The video was produced by DNA under the direction of Marcus Raboy for Sony Music Entertainment. The video has a strong party atmosphere with crowds dancing and singing along to the Waka Waka and features footballers Gerard Pique, Dani Alves, Lionel Messi and Carlos Kameni It also features a ‘highlights reel’ of some of the great moments in World Cup soccer over the last few decades. “The video was shot by Vince Pace (Avatar and many other notable 3D stereo projects including Titantic in 3D) using camera systems developed by them for 3D stereo capture,” said Jo Steele, STEELE studios joint founder and Executive Producer. “There’s no room for mistakes when shooting 3D and having Pace film the video guaranteed that the very best footage would be made available.”
“We had to finish a 3D version, 2D English, and Spanish versions. The 3D version is also being shown in Sony’s 3D World pavilion in Nelson Mandela Square, Sandton, and will be shown in 3D on Bravia sets in Sony stores around the world.

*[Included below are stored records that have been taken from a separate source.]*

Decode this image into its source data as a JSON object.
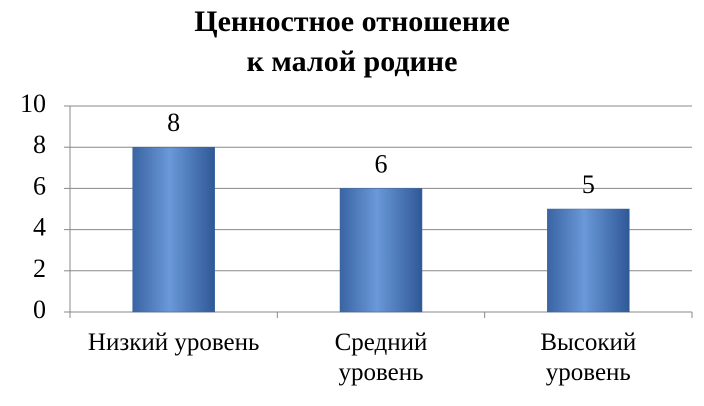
{
  "chart_data": {
    "type": "bar",
    "title": "Ценностное отношение\nк малой родине",
    "categories": [
      "Низкий уровень",
      "Средний\nуровень",
      "Высокий\nуровень"
    ],
    "values": [
      8,
      6,
      5
    ],
    "color": "#4f81bd",
    "ylim": [
      0,
      10
    ],
    "yticks": [
      0,
      2,
      4,
      6,
      8,
      10
    ],
    "grid": true
  }
}
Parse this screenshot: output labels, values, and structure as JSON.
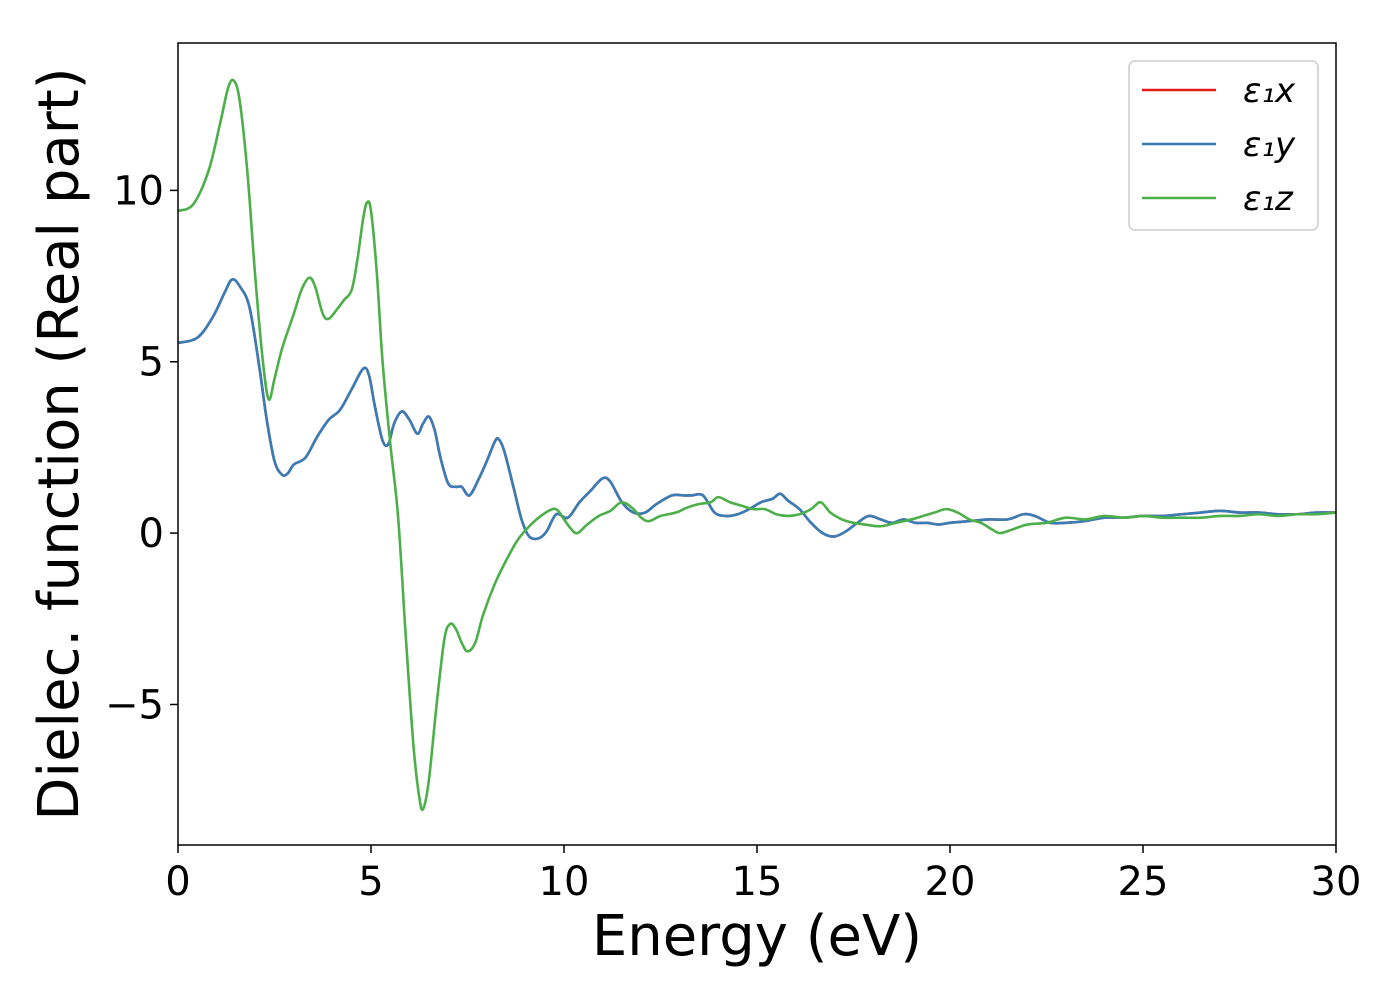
{
  "chart_data": {
    "type": "line",
    "xlabel": "Energy (eV)",
    "ylabel": "Dielec. function (Real part)",
    "xlim": [
      0,
      30
    ],
    "ylim": [
      -9.1,
      14.3
    ],
    "xticks": [
      0,
      5,
      10,
      15,
      20,
      25,
      30
    ],
    "yticks": [
      -5,
      0,
      5,
      10
    ],
    "ytick_labels": [
      "−5",
      "0",
      "5",
      "10"
    ],
    "grid": false,
    "legend_position": "top-right",
    "series": [
      {
        "name": "ε₁x",
        "color": "#e41a1c",
        "points": [
          [
            0,
            5.55
          ],
          [
            0.5,
            5.7
          ],
          [
            0.9,
            6.3
          ],
          [
            1.2,
            7.0
          ],
          [
            1.4,
            7.4
          ],
          [
            1.6,
            7.2
          ],
          [
            1.85,
            6.6
          ],
          [
            2.1,
            4.9
          ],
          [
            2.3,
            3.3
          ],
          [
            2.5,
            2.1
          ],
          [
            2.7,
            1.7
          ],
          [
            2.85,
            1.75
          ],
          [
            3.0,
            2.0
          ],
          [
            3.3,
            2.2
          ],
          [
            3.6,
            2.8
          ],
          [
            3.9,
            3.3
          ],
          [
            4.2,
            3.6
          ],
          [
            4.5,
            4.2
          ],
          [
            4.8,
            4.8
          ],
          [
            4.95,
            4.6
          ],
          [
            5.1,
            3.7
          ],
          [
            5.3,
            2.7
          ],
          [
            5.45,
            2.6
          ],
          [
            5.6,
            3.2
          ],
          [
            5.8,
            3.55
          ],
          [
            6.0,
            3.3
          ],
          [
            6.2,
            2.9
          ],
          [
            6.35,
            3.2
          ],
          [
            6.5,
            3.4
          ],
          [
            6.65,
            3.0
          ],
          [
            6.8,
            2.2
          ],
          [
            7.0,
            1.45
          ],
          [
            7.2,
            1.35
          ],
          [
            7.35,
            1.35
          ],
          [
            7.55,
            1.1
          ],
          [
            7.8,
            1.6
          ],
          [
            8.0,
            2.1
          ],
          [
            8.2,
            2.65
          ],
          [
            8.3,
            2.75
          ],
          [
            8.45,
            2.4
          ],
          [
            8.7,
            1.3
          ],
          [
            8.9,
            0.4
          ],
          [
            9.1,
            -0.1
          ],
          [
            9.35,
            -0.15
          ],
          [
            9.55,
            0.05
          ],
          [
            9.8,
            0.55
          ],
          [
            10.1,
            0.45
          ],
          [
            10.4,
            0.9
          ],
          [
            10.7,
            1.25
          ],
          [
            11.0,
            1.6
          ],
          [
            11.2,
            1.5
          ],
          [
            11.5,
            0.9
          ],
          [
            11.8,
            0.6
          ],
          [
            12.1,
            0.6
          ],
          [
            12.4,
            0.85
          ],
          [
            12.8,
            1.1
          ],
          [
            13.1,
            1.1
          ],
          [
            13.3,
            1.1
          ],
          [
            13.6,
            1.1
          ],
          [
            13.9,
            0.6
          ],
          [
            14.2,
            0.5
          ],
          [
            14.5,
            0.55
          ],
          [
            14.8,
            0.7
          ],
          [
            15.1,
            0.9
          ],
          [
            15.4,
            1.0
          ],
          [
            15.6,
            1.15
          ],
          [
            15.8,
            0.95
          ],
          [
            16.1,
            0.7
          ],
          [
            16.4,
            0.3
          ],
          [
            16.7,
            0.0
          ],
          [
            17.0,
            -0.1
          ],
          [
            17.3,
            0.05
          ],
          [
            17.6,
            0.3
          ],
          [
            17.9,
            0.5
          ],
          [
            18.2,
            0.4
          ],
          [
            18.5,
            0.3
          ],
          [
            18.8,
            0.4
          ],
          [
            19.1,
            0.3
          ],
          [
            19.4,
            0.3
          ],
          [
            19.7,
            0.25
          ],
          [
            20.0,
            0.3
          ],
          [
            20.5,
            0.35
          ],
          [
            21.0,
            0.4
          ],
          [
            21.5,
            0.4
          ],
          [
            21.9,
            0.55
          ],
          [
            22.2,
            0.5
          ],
          [
            22.6,
            0.3
          ],
          [
            23.0,
            0.3
          ],
          [
            23.5,
            0.35
          ],
          [
            24.0,
            0.45
          ],
          [
            24.5,
            0.45
          ],
          [
            25.0,
            0.5
          ],
          [
            25.5,
            0.5
          ],
          [
            26.0,
            0.55
          ],
          [
            26.5,
            0.6
          ],
          [
            27.0,
            0.65
          ],
          [
            27.5,
            0.6
          ],
          [
            28.0,
            0.6
          ],
          [
            28.5,
            0.55
          ],
          [
            29.0,
            0.55
          ],
          [
            29.5,
            0.6
          ],
          [
            30.0,
            0.6
          ]
        ]
      },
      {
        "name": "ε₁y",
        "color": "#377eb8",
        "points": [
          [
            0,
            5.55
          ],
          [
            0.5,
            5.7
          ],
          [
            0.9,
            6.3
          ],
          [
            1.2,
            7.0
          ],
          [
            1.4,
            7.4
          ],
          [
            1.6,
            7.2
          ],
          [
            1.85,
            6.6
          ],
          [
            2.1,
            4.9
          ],
          [
            2.3,
            3.3
          ],
          [
            2.5,
            2.1
          ],
          [
            2.7,
            1.7
          ],
          [
            2.85,
            1.75
          ],
          [
            3.0,
            2.0
          ],
          [
            3.3,
            2.2
          ],
          [
            3.6,
            2.8
          ],
          [
            3.9,
            3.3
          ],
          [
            4.2,
            3.6
          ],
          [
            4.5,
            4.2
          ],
          [
            4.8,
            4.8
          ],
          [
            4.95,
            4.6
          ],
          [
            5.1,
            3.7
          ],
          [
            5.3,
            2.7
          ],
          [
            5.45,
            2.6
          ],
          [
            5.6,
            3.2
          ],
          [
            5.8,
            3.55
          ],
          [
            6.0,
            3.3
          ],
          [
            6.2,
            2.9
          ],
          [
            6.35,
            3.2
          ],
          [
            6.5,
            3.4
          ],
          [
            6.65,
            3.0
          ],
          [
            6.8,
            2.2
          ],
          [
            7.0,
            1.45
          ],
          [
            7.2,
            1.35
          ],
          [
            7.35,
            1.35
          ],
          [
            7.55,
            1.1
          ],
          [
            7.8,
            1.6
          ],
          [
            8.0,
            2.1
          ],
          [
            8.2,
            2.65
          ],
          [
            8.3,
            2.75
          ],
          [
            8.45,
            2.4
          ],
          [
            8.7,
            1.3
          ],
          [
            8.9,
            0.4
          ],
          [
            9.1,
            -0.1
          ],
          [
            9.35,
            -0.15
          ],
          [
            9.55,
            0.05
          ],
          [
            9.8,
            0.55
          ],
          [
            10.1,
            0.45
          ],
          [
            10.4,
            0.9
          ],
          [
            10.7,
            1.25
          ],
          [
            11.0,
            1.6
          ],
          [
            11.2,
            1.5
          ],
          [
            11.5,
            0.9
          ],
          [
            11.8,
            0.6
          ],
          [
            12.1,
            0.6
          ],
          [
            12.4,
            0.85
          ],
          [
            12.8,
            1.1
          ],
          [
            13.1,
            1.1
          ],
          [
            13.3,
            1.1
          ],
          [
            13.6,
            1.1
          ],
          [
            13.9,
            0.6
          ],
          [
            14.2,
            0.5
          ],
          [
            14.5,
            0.55
          ],
          [
            14.8,
            0.7
          ],
          [
            15.1,
            0.9
          ],
          [
            15.4,
            1.0
          ],
          [
            15.6,
            1.15
          ],
          [
            15.8,
            0.95
          ],
          [
            16.1,
            0.7
          ],
          [
            16.4,
            0.3
          ],
          [
            16.7,
            0.0
          ],
          [
            17.0,
            -0.1
          ],
          [
            17.3,
            0.05
          ],
          [
            17.6,
            0.3
          ],
          [
            17.9,
            0.5
          ],
          [
            18.2,
            0.4
          ],
          [
            18.5,
            0.3
          ],
          [
            18.8,
            0.4
          ],
          [
            19.1,
            0.3
          ],
          [
            19.4,
            0.3
          ],
          [
            19.7,
            0.25
          ],
          [
            20.0,
            0.3
          ],
          [
            20.5,
            0.35
          ],
          [
            21.0,
            0.4
          ],
          [
            21.5,
            0.4
          ],
          [
            21.9,
            0.55
          ],
          [
            22.2,
            0.5
          ],
          [
            22.6,
            0.3
          ],
          [
            23.0,
            0.3
          ],
          [
            23.5,
            0.35
          ],
          [
            24.0,
            0.45
          ],
          [
            24.5,
            0.45
          ],
          [
            25.0,
            0.5
          ],
          [
            25.5,
            0.5
          ],
          [
            26.0,
            0.55
          ],
          [
            26.5,
            0.6
          ],
          [
            27.0,
            0.65
          ],
          [
            27.5,
            0.6
          ],
          [
            28.0,
            0.6
          ],
          [
            28.5,
            0.55
          ],
          [
            29.0,
            0.55
          ],
          [
            29.5,
            0.6
          ],
          [
            30.0,
            0.6
          ]
        ]
      },
      {
        "name": "ε₁z",
        "color": "#4daf4a",
        "points": [
          [
            0,
            9.4
          ],
          [
            0.4,
            9.6
          ],
          [
            0.8,
            10.6
          ],
          [
            1.1,
            12.0
          ],
          [
            1.3,
            13.0
          ],
          [
            1.45,
            13.2
          ],
          [
            1.6,
            12.6
          ],
          [
            1.8,
            10.5
          ],
          [
            2.0,
            7.5
          ],
          [
            2.2,
            5.0
          ],
          [
            2.35,
            3.9
          ],
          [
            2.5,
            4.5
          ],
          [
            2.7,
            5.4
          ],
          [
            3.0,
            6.4
          ],
          [
            3.2,
            7.1
          ],
          [
            3.4,
            7.45
          ],
          [
            3.55,
            7.2
          ],
          [
            3.75,
            6.4
          ],
          [
            3.9,
            6.25
          ],
          [
            4.1,
            6.5
          ],
          [
            4.3,
            6.8
          ],
          [
            4.5,
            7.1
          ],
          [
            4.65,
            8.0
          ],
          [
            4.8,
            9.2
          ],
          [
            4.9,
            9.65
          ],
          [
            5.0,
            9.4
          ],
          [
            5.15,
            7.6
          ],
          [
            5.3,
            5.0
          ],
          [
            5.5,
            2.6
          ],
          [
            5.7,
            0.5
          ],
          [
            5.9,
            -3.0
          ],
          [
            6.1,
            -6.2
          ],
          [
            6.25,
            -7.7
          ],
          [
            6.35,
            -8.05
          ],
          [
            6.5,
            -7.2
          ],
          [
            6.7,
            -5.0
          ],
          [
            6.9,
            -3.1
          ],
          [
            7.05,
            -2.65
          ],
          [
            7.2,
            -2.8
          ],
          [
            7.35,
            -3.2
          ],
          [
            7.5,
            -3.45
          ],
          [
            7.7,
            -3.2
          ],
          [
            7.9,
            -2.4
          ],
          [
            8.2,
            -1.5
          ],
          [
            8.5,
            -0.8
          ],
          [
            8.8,
            -0.2
          ],
          [
            9.1,
            0.2
          ],
          [
            9.4,
            0.5
          ],
          [
            9.7,
            0.7
          ],
          [
            9.85,
            0.65
          ],
          [
            10.0,
            0.4
          ],
          [
            10.2,
            0.1
          ],
          [
            10.35,
            0.0
          ],
          [
            10.6,
            0.25
          ],
          [
            10.9,
            0.5
          ],
          [
            11.2,
            0.65
          ],
          [
            11.5,
            0.9
          ],
          [
            11.8,
            0.7
          ],
          [
            12.0,
            0.45
          ],
          [
            12.2,
            0.35
          ],
          [
            12.5,
            0.5
          ],
          [
            12.9,
            0.6
          ],
          [
            13.2,
            0.75
          ],
          [
            13.5,
            0.85
          ],
          [
            13.8,
            0.9
          ],
          [
            14.0,
            1.05
          ],
          [
            14.3,
            0.9
          ],
          [
            14.6,
            0.8
          ],
          [
            14.9,
            0.7
          ],
          [
            15.2,
            0.7
          ],
          [
            15.5,
            0.55
          ],
          [
            15.8,
            0.5
          ],
          [
            16.1,
            0.55
          ],
          [
            16.4,
            0.7
          ],
          [
            16.65,
            0.9
          ],
          [
            16.9,
            0.6
          ],
          [
            17.2,
            0.4
          ],
          [
            17.5,
            0.3
          ],
          [
            17.8,
            0.25
          ],
          [
            18.2,
            0.2
          ],
          [
            18.6,
            0.3
          ],
          [
            19.0,
            0.4
          ],
          [
            19.3,
            0.5
          ],
          [
            19.6,
            0.6
          ],
          [
            19.9,
            0.7
          ],
          [
            20.2,
            0.6
          ],
          [
            20.5,
            0.4
          ],
          [
            20.8,
            0.3
          ],
          [
            21.1,
            0.1
          ],
          [
            21.3,
            0.0
          ],
          [
            21.6,
            0.1
          ],
          [
            22.0,
            0.25
          ],
          [
            22.5,
            0.3
          ],
          [
            23.0,
            0.45
          ],
          [
            23.5,
            0.4
          ],
          [
            24.0,
            0.5
          ],
          [
            24.5,
            0.45
          ],
          [
            25.0,
            0.5
          ],
          [
            25.5,
            0.45
          ],
          [
            26.0,
            0.45
          ],
          [
            26.5,
            0.45
          ],
          [
            27.0,
            0.5
          ],
          [
            27.5,
            0.5
          ],
          [
            28.0,
            0.55
          ],
          [
            28.5,
            0.5
          ],
          [
            29.0,
            0.55
          ],
          [
            29.5,
            0.55
          ],
          [
            30.0,
            0.6
          ]
        ]
      }
    ]
  }
}
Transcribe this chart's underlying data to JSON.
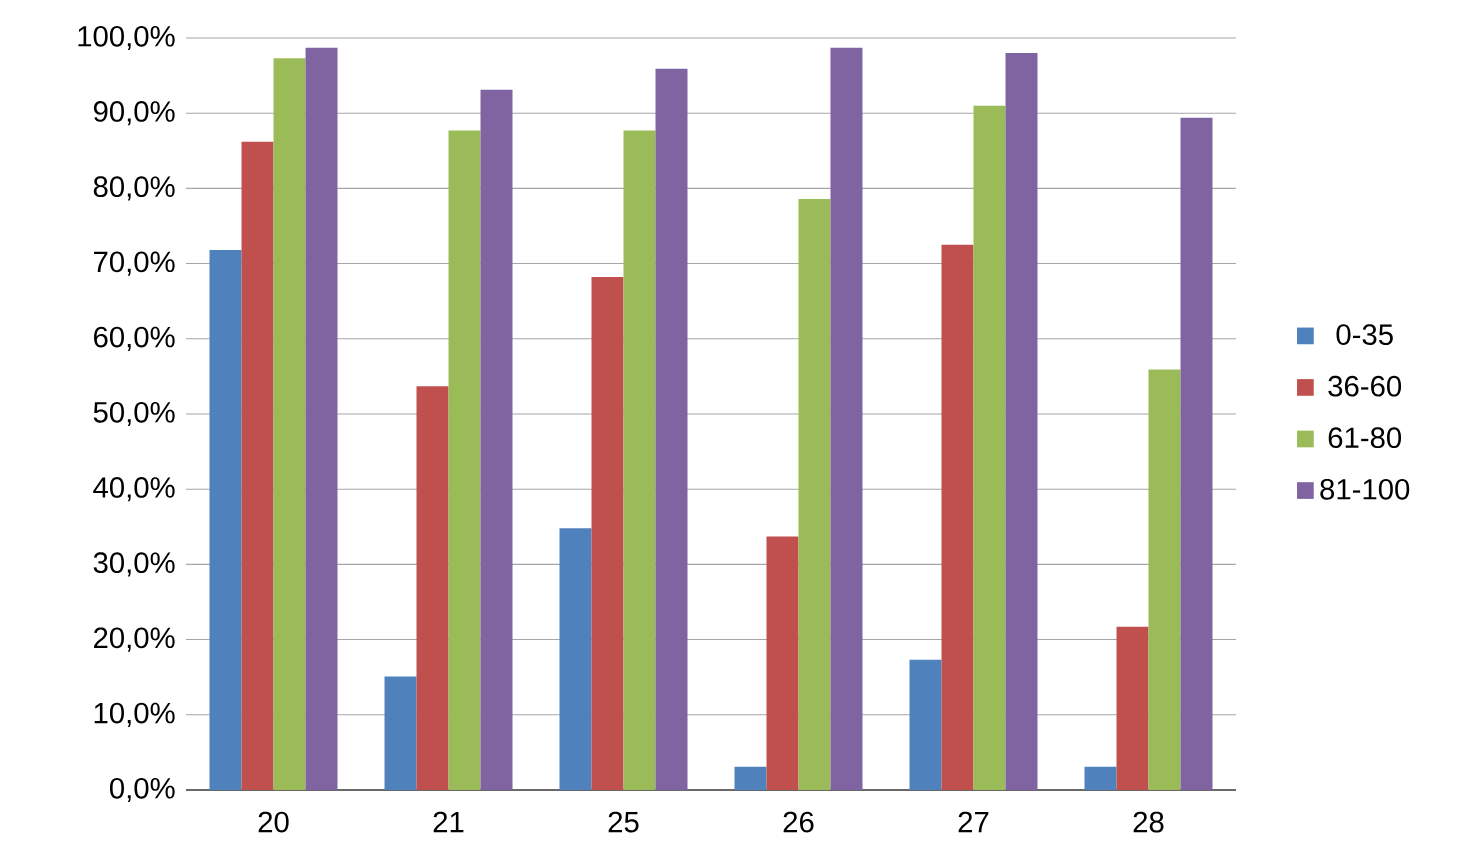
{
  "chart_data": {
    "type": "bar",
    "categories": [
      "20",
      "21",
      "25",
      "26",
      "27",
      "28"
    ],
    "series": [
      {
        "name": "0-35",
        "color": "#4f81bd",
        "values": [
          71.8,
          15.1,
          34.8,
          3.1,
          17.3,
          3.1
        ]
      },
      {
        "name": "36-60",
        "color": "#c0504d",
        "values": [
          86.2,
          53.7,
          68.2,
          33.7,
          72.5,
          21.7
        ]
      },
      {
        "name": "61-80",
        "color": "#9bbb59",
        "values": [
          97.3,
          87.7,
          87.7,
          78.6,
          91.0,
          55.9
        ]
      },
      {
        "name": "81-100",
        "color": "#8064a2",
        "values": [
          98.7,
          93.1,
          95.9,
          98.7,
          98.0,
          89.4
        ]
      }
    ],
    "ylim": [
      0,
      100
    ],
    "yticks": [
      {
        "value": 0,
        "label": "0,0%"
      },
      {
        "value": 10,
        "label": "10,0%"
      },
      {
        "value": 20,
        "label": "20,0%"
      },
      {
        "value": 30,
        "label": "30,0%"
      },
      {
        "value": 40,
        "label": "40,0%"
      },
      {
        "value": 50,
        "label": "50,0%"
      },
      {
        "value": 60,
        "label": "60,0%"
      },
      {
        "value": 70,
        "label": "70,0%"
      },
      {
        "value": 80,
        "label": "80,0%"
      },
      {
        "value": 90,
        "label": "90,0%"
      },
      {
        "value": 100,
        "label": "100,0%"
      }
    ],
    "grid": "y",
    "legend": "right"
  }
}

“We did all the conforms and multiformat edits for the different versions on the Pablo. The visual effects, colour correction and beauty were done on the Pablo and the IQ. The 3D convergence and ultimate mastering was completed on the Pablo. All our Quantel systems were utilised for this project and they worked very efficiently side-by-side,” Steele continued. “We used 2D elements to make 3D floating panels of historical soccer footage in order to weave the 2D footage into the 3D edit without losing the 3D feel. Even though we worked right up to the wire to meet the ambitious deadline the end result is much more than a music video, and we’re very proud that it has received such a fantastic reception all over the world.
“Quantel is leading the way in the stereoscopic market and the stereo tools available in the Pablo make the handling of 3D a breeze,” Steele added.